Does SQL SERVER just be used to storage and let the application do all the work

  • Hi, i want to know if with this business logic layer that had been sounding for a while, i just must use my sql server to do the storage work and let me application do all the operations involved in

    the daily basis.

    I'm willing to hear your answers

    Thank you.

  • it's not an all-in-the-db or all-in-the-application kind of thing.

    it's a mixture of both doing their parts to make sure the data is good.

    generally you make sure your data has constraints as well, which end up enforcing some business logic.

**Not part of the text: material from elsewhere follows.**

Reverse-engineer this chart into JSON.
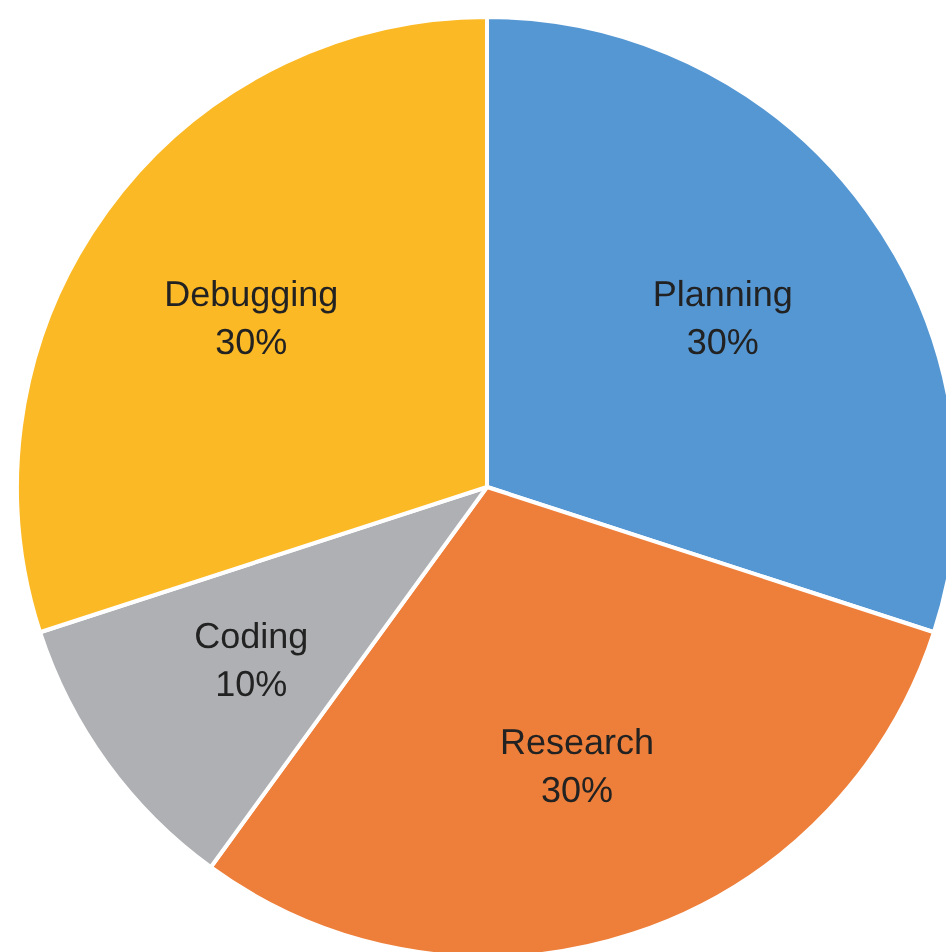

    examples might be some fields cannot be null, like firstname, lastname,invoice number; foreign keys making sure some data exists before child data can be related to it,

    do you have any specific quesitons?

    Lowell


    --help us help you! If you post a question, make sure you include a CREATE TABLE... statement and INSERT INTO... statement into that table to give the volunteers here representative data. with your description of the problem, we can provide a tested, verifiable solution to your question! asking the question the right way gets you a tested answer the fastest way possible!

  • using System.Collections.Generic;

    using System.Data.Linq;

    using System.Data.Linq.Mapping;

    namespace Demo

    {

    #pragma warning disable 0169 // disable never used warnings for fields that are being used by LINQ

    [Table( Name = "BookCategories" )]

    public class Category : IBookCollection

    {

    [Column( IsPrimaryKey = true, IsDbGenerated = true )] public int Id { get; set; }

    [Column] public string Name { get; set; }

    private EntitySet<Book> _books = new EntitySet<Book>();

    [Association( Name = "FK_Books_BookCategories", Storage = "_books", OtherKey = "categoryId", ThisKey = "Id" )]

    public ICollection<Book> Books {

    get { return _books; }

    set { _books.Assign( value ); }

    }

    }

    }

    As you can see, what we used to do in the managment studio, now we can do it in VS, letting just the storage work to the database. What i want to know is if this is the new paradigm or we have to avoid this practice, beacuse i had investigate and Microsoft seems to support this kind of practice.

  • well, whether you use a datatable like that on the fly, or a strongly typed dataset, the constraints should be the same, creating a duplicate structure of what exists in SQL; makes it easy to work with ,and allows you to use the GUI/interface to validate and raise errors , or intercept any errors prior to pushing the data back to the SQL Server.

    you shouldn't , for example, have constraints in your Dataset that do not exist in your actual SQL table...they should be the same.

    That's why you'd use the server explorer to drop your tables into a typed dataset, inherit all those constraints and structure the easy way.

    without the identical constriants, once it's on the server, someone could directly update the data, and when you bring the data from the server into your DataSet, the data could raise exceptions due to those alllowed-on-the-server changes, but invalid in the dataset.

    Lowell


    --help us help you! If you post a question, make sure you include a CREATE TABLE... statement and INSERT INTO... statement into that table to give the volunteers here representative data. with your description of the problem, we can provide a tested, verifiable solution to your question! asking the question the right way gets you a tested answer the fastest way possible!

  • Thanks for your time Lowell, i would keep that in mind.